Wormhole by Indonesian artist-architect Eko Prawoto, comprises three large bamboo mounds pitched in front of the National Museum of Singapore. These structures reference the forms of mountains and volcanoes, and the installation interrupts the genteel architectural facades of the Civic District with its thatched bamboo structures. The contrast between the rustic, organic mounds of Wormhole – at once elemental and primordial - and the august architecture of the museum throws into sharp relief the constructed-ness of the National Museum, both in terms of its Neo-Palladian architecture and its role in constructing a national identity.


Here also are two differing experiences and expressions of monumentality; the phenomenological encounter offered by Wormhole introduces viewers to a celestial cosmology in which the mountain is regarded as an axis connecting and mediating between the earth and the heavens (see Wright, 1991, pp. 98–116). There is something almost eternal about the qualities of time, light and space in Wormhole, removed from the hustle and bustle of urban life outside, just like the enduring mythologies that pervade life and beliefs in Indonesia. Wormhole returns us to ‘something we once knew from before’ and invites a rethinking about how our world has changed, as well as what we may have gained or lost along the way.


Lumbung Ilmu 

Also sited on the grounds of the National Museum of Singapore, not far from Wormhole, is Lumbung Ilmu, a small wooden hut sheltered under a banyan tree. Created by self-taught artist Rosid, Lumbung Ilmu (‘Granary of Knowledge’) began as a small personal museum to house the artist’s books and artefacts of his identity as an anak petani (‘son of farmers’). It quickly became a community space in Bandung, where people came to meet friends, socialise, read and pray.

While Lumbung Ilmu was assembled with Rosid’s own hands and the assistance of his friends, the National Museum, in its vicinity, was built by the British colonial government and is today used by the Singapore government to house and present national heritage and identity. This begs the question of whose values are being enshrined at the National Museum and who ‘owns’ its content, in contrast to the ground-up approach embodied by Rosid’s humble structure.

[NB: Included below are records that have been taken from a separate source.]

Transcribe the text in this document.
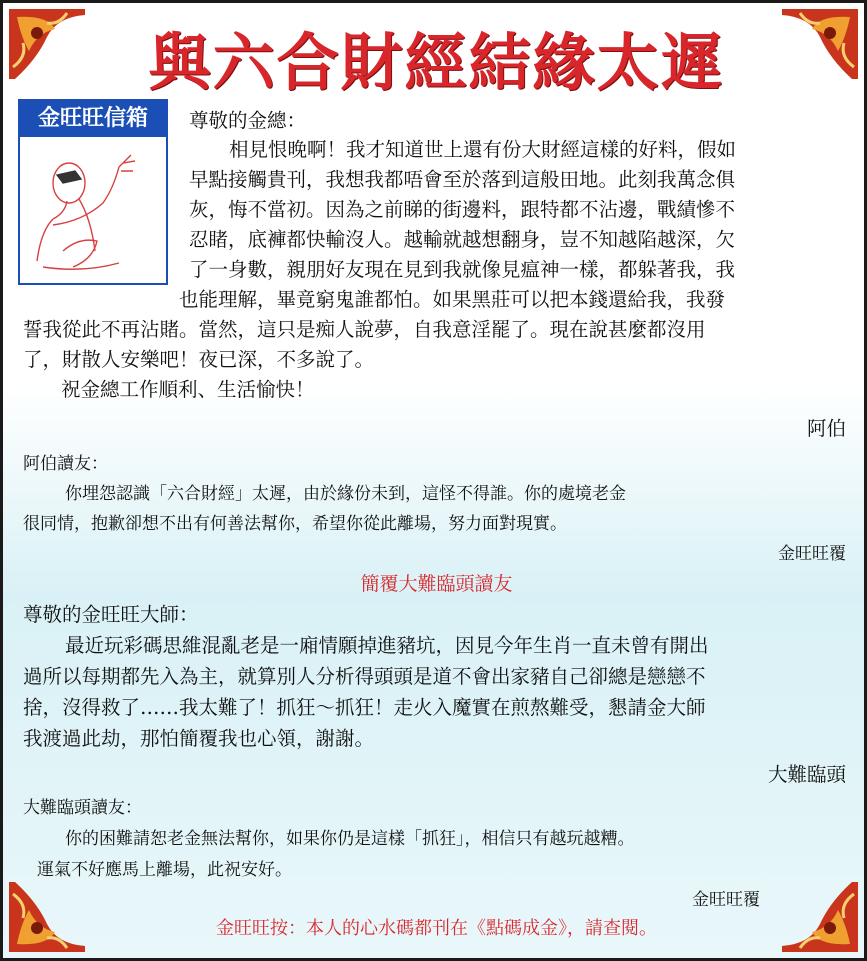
與六合財經結緣太遲
金旺旺信箱	尊敬的金總：
相見恨晚啊！我才知道世上還有份大財經這樣的好料，假如
早點接觸貴刊，我想我都唔會至於落到這般田地。此刻我萬念俱
灰，悔不當初。因為之前睇的街邊料，跟特都不沾邊，戰績慘不
忍睹，底褲都快輸沒人。越輸就越想翻身，豈不知越陷越深，欠
了一身數，親朋好友現在見到我就像見瘟神一樣，都躲著我，我
也能理解，畢竟窮鬼誰都怕。如果黑莊可以把本錢還給我，我發
誓我從此不再沾賭。當然，這只是痴人說夢，自我意淫罷了。現在說甚麼都沒用
了，財散人安樂吧！夜已深，不多說了。
祝金總工作順利、生活愉快！
阿伯
阿伯讀友：
你埋怨認識「六合財經」太遲，由於緣份未到，這怪不得誰。你的處境老金
很同情，抱歉卻想不出有何善法幫你，希望你從此離場，努力面對現實。
金旺旺覆
簡覆大難臨頭讀友
尊敬的金旺旺大師：
最近玩彩碼思維混亂老是一廂情願掉進豬坑，因見今年生肖一直未曾有開出
過所以每期都先入為主，就算別人分析得頭頭是道不會出家豬自己卻總是戀戀不
捨，沒得救了……我太難了！抓狂～抓狂！走火入魔實在煎熬難受，懇請金大師
我渡過此劫，那怕簡覆我也心領，謝謝。
大難臨頭
大難臨頭讀友：
你的困難請恕老金無法幫你，如果你仍是這樣「抓狂」，相信只有越玩越糟。
運氣不好應馬上離場，此祝安好。
金旺旺覆
金旺旺按：本人的心水碼都刊在《點碼成金》，請查閱。
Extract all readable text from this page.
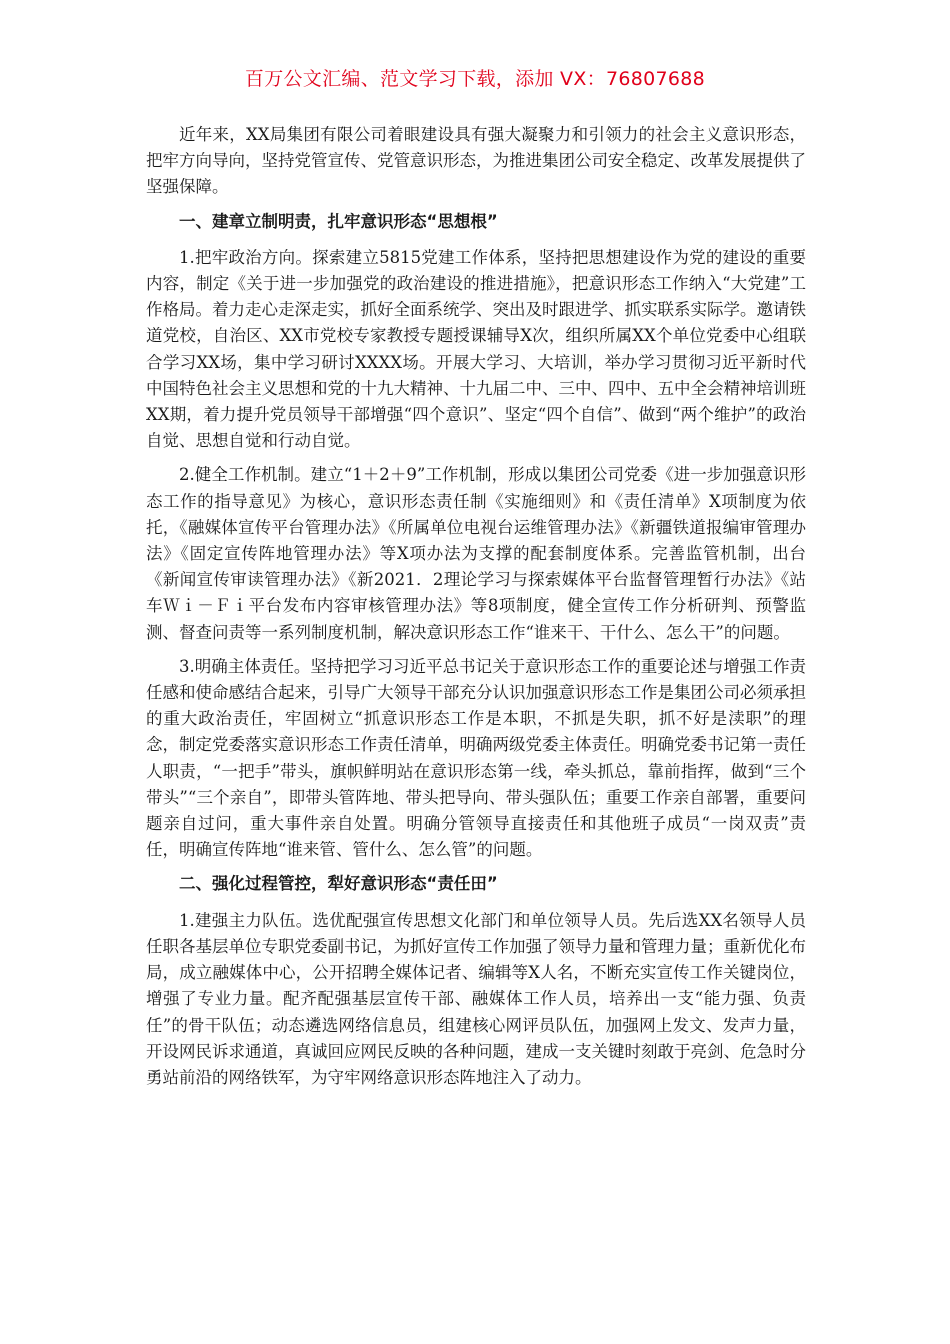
百万公文汇编、范文学习下载，添加 VX：76807688

近年来，XX局集团有限公司着眼建设具有强大凝聚力和引领力的社会主义意识形态，把牢方向导向，坚持党管宣传、党管意识形态，为推进集团公司安全稳定、改革发展提供了坚强保障。

一、建章立制明责，扎牢意识形态“思想根”

1.把牢政治方向。探索建立5815党建工作体系，坚持把思想建设作为党的建设的重要内容，制定《关于进一步加强党的政治建设的推进措施》，把意识形态工作纳入“大党建”工作格局。着力走心走深走实，抓好全面系统学、突出及时跟进学、抓实联系实际学。邀请铁道党校，自治区、XX市党校专家教授专题授课辅导X次，组织所属XX个单位党委中心组联合学习XX场，集中学习研讨XXXX场。开展大学习、大培训，举办学习贯彻习近平新时代中国特色社会主义思想和党的十九大精神、十九届二中、三中、四中、五中全会精神培训班XX期，着力提升党员领导干部增强“四个意识”、坚定“四个自信”、做到“两个维护”的政治自觉、思想自觉和行动自觉。

2.健全工作机制。建立“1＋2＋9”工作机制，形成以集团公司党委《进一步加强意识形态工作的指导意见》为核心，意识形态责任制《实施细则》和《责任清单》X项制度为依托，《融媒体宣传平台管理办法》《所属单位电视台运维管理办法》《新疆铁道报编审管理办法》《固定宣传阵地管理办法》等X项办法为支撑的配套制度体系。完善监管机制，出台《新闻宣传审读管理办法》《新2021．2理论学习与探索媒体平台监督管理暂行办法》《站车Ｗｉ－Ｆｉ平台发布内容审核管理办法》等8项制度，健全宣传工作分析研判、预警监测、督查问责等一系列制度机制，解决意识形态工作“谁来干、干什么、怎么干”的问题。

3.明确主体责任。坚持把学习习近平总书记关于意识形态工作的重要论述与增强工作责任感和使命感结合起来，引导广大领导干部充分认识加强意识形态工作是集团公司必须承担的重大政治责任，牢固树立“抓意识形态工作是本职，不抓是失职，抓不好是渎职”的理念，制定党委落实意识形态工作责任清单，明确两级党委主体责任。明确党委书记第一责任人职责，“一把手”带头，旗帜鲜明站在意识形态第一线，牵头抓总，靠前指挥，做到“三个带头”“三个亲自”，即带头管阵地、带头把导向、带头强队伍；重要工作亲自部署，重要问题亲自过问，重大事件亲自处置。明确分管领导直接责任和其他班子成员“一岗双责”责任，明确宣传阵地“谁来管、管什么、怎么管”的问题。

二、强化过程管控，犁好意识形态“责任田”

1.建强主力队伍。选优配强宣传思想文化部门和单位领导人员。先后选XX名领导人员任职各基层单位专职党委副书记，为抓好宣传工作加强了领导力量和管理力量；重新优化布局，成立融媒体中心，公开招聘全媒体记者、编辑等X人名，不断充实宣传工作关键岗位，增强了专业力量。配齐配强基层宣传干部、融媒体工作人员，培养出一支“能力强、负责任”的骨干队伍；动态遴选网络信息员，组建核心网评员队伍，加强网上发文、发声力量，开设网民诉求通道，真诚回应网民反映的各种问题，建成一支关键时刻敢于亮剑、危急时分勇站前沿的网络铁军，为守牢网络意识形态阵地注入了动力。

At the same time, the lumbung reminds us of another library that once stood nearby. The former National Library on Stamford Road was built in part due to the generous contributions of philanthropist Lee Kong Chian. The passionate public debates surrounding its eventual demolition in 2004 were perhaps one of the first waves of post-prosperity civic dissent in Singapore over governmental decisions to remove popular landmarks. What remains of the former National Library today is a red-bricked entryway in the middle of a grassy patch, a few paces away from Lumbung Ilmu.

The siting of the Biennale in the Civic District offers opportunities to plumb and perhaps uncover the layers of histories and narratives in this rich terrain. It is worth noting too that the word ‘civic’ is defined simultaneously as being related to a town and its administration, as it is also related to the duties and activities of its citizenry. It is in the Civic District that the ongoing contestations and negotiations between a people and their government over the use and ownership of public space can take place, and art – as demonstrated by these three Biennale works -- can play a role in initiating these conversations. 



Ooi, G.L. (2004). The Future of Space: Planning, Space and the City. Singapore: Eastern Universities Press. 

Urban Redevelopment Authority (Singapore). (6 December 2012). Revitalising the Civic District: Creating space and improving walkability. Retrieved from http://www.ura.gov.sg/pr/text/2012/pr12-135.html

Wright, A. (1991). Soul, Spirit and Mountain. In Soul, Spirit and Mountain: Preoccupations of Contemporary Indonesian Painters. Ithaca, NY: Cornell University Press.